The core problem driving this research is that while we have petabytes of passive video on the internet, we have very little data that pairs video with specific agent actions. The authors aim to bridge this divide by taking powerful video diffusion models, which understand how the world looks, and teaching them to understand how the world reacts to movement.
To solve this, the researchers introduce a method called EgoWM. Instead of retraining a model from scratch, they piggyback on the existing architecture of standard video diffusion models. Specifically, they inject action signals directly into the model's timestep-conditioning pathway—the part of the network that tracks the flow of time during generation.
This diagram illustrates the mechanism: the action sequence is processed into an embedding and added to the standard timestep embedding.

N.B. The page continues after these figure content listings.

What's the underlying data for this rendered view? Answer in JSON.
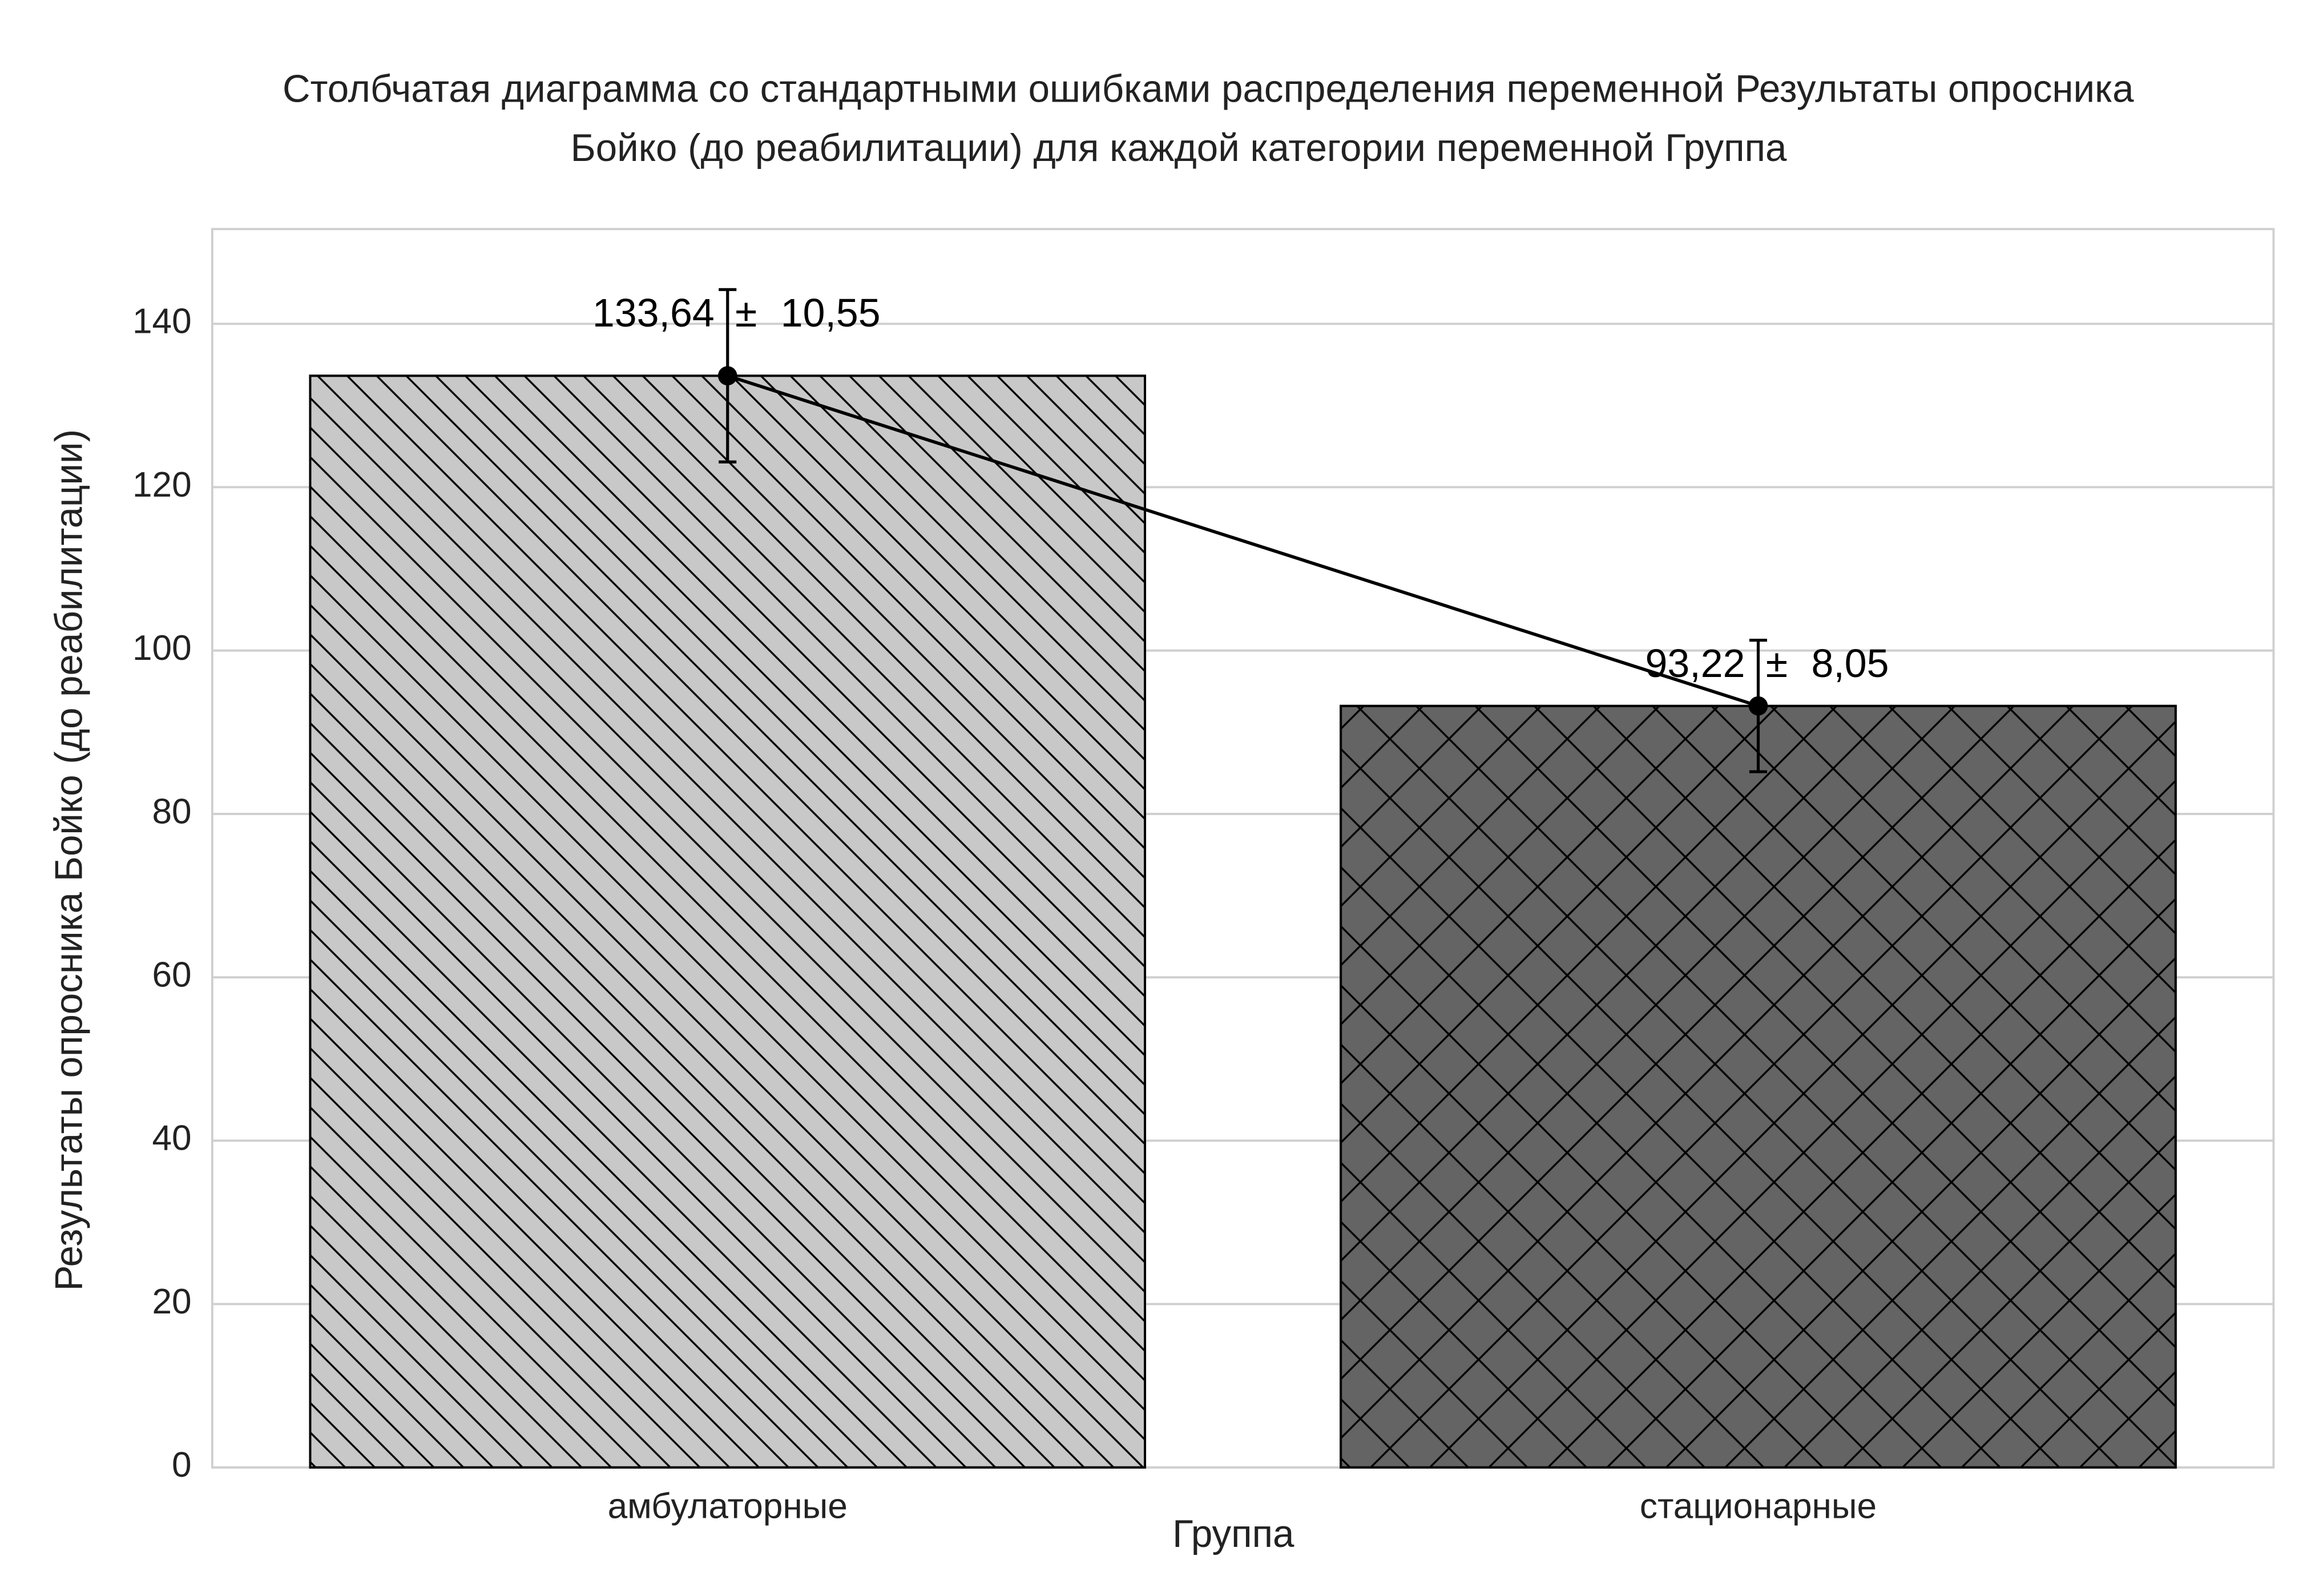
{
  "chart_data": {
    "type": "bar",
    "title": [
      "Столбчатая диаграмма со стандартными ошибками распределения переменной Результаты опросника",
      "Бойко (до реабилитации) для каждой категории переменной  Группа"
    ],
    "x_label": "Группа",
    "y_label": "Результаты опросника Бойко (до реабилитации)",
    "categories": [
      "амбулаторные",
      "стационарные"
    ],
    "values": [
      133.64,
      93.22
    ],
    "value_labels": [
      "133,64",
      "93,22"
    ],
    "errors": [
      10.55,
      8.05
    ],
    "error_labels": [
      "10,55",
      "8,05"
    ],
    "error_sign": "±",
    "colors": [
      "#c8c8c8",
      "#646464"
    ],
    "hatches": [
      "diagonal",
      "cross"
    ],
    "line_color": "#000000",
    "ylim": [
      0,
      151.6
    ],
    "yticks": [
      0,
      20,
      40,
      60,
      80,
      100,
      120,
      140
    ],
    "grid": true
  }
}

Because both U-Nets and Transformer backbones already use these channels to modulate generation, this approach allows the model to learn action-following dynamics with minimal changes to its vast internal knowledge.
Evaluating these models is tricky because a video can look sharp but still be physically impossible. The authors introduced a new metric called the Structural Consistency Score, or SCS, which specifically measures whether walls and objects stay stable during movement. Using this, they outperformed the leading baseline, Navigation World Models, by up to 80 percent while running nearly 6 times faster.
By successfully combining internet-scale visual priors with lightweight action conditioning, this paper offers a scalable path toward general-purpose world models. It demonstrates that we don't need to choose between the breadth of web data and the control of robotic data; we can effectively have both.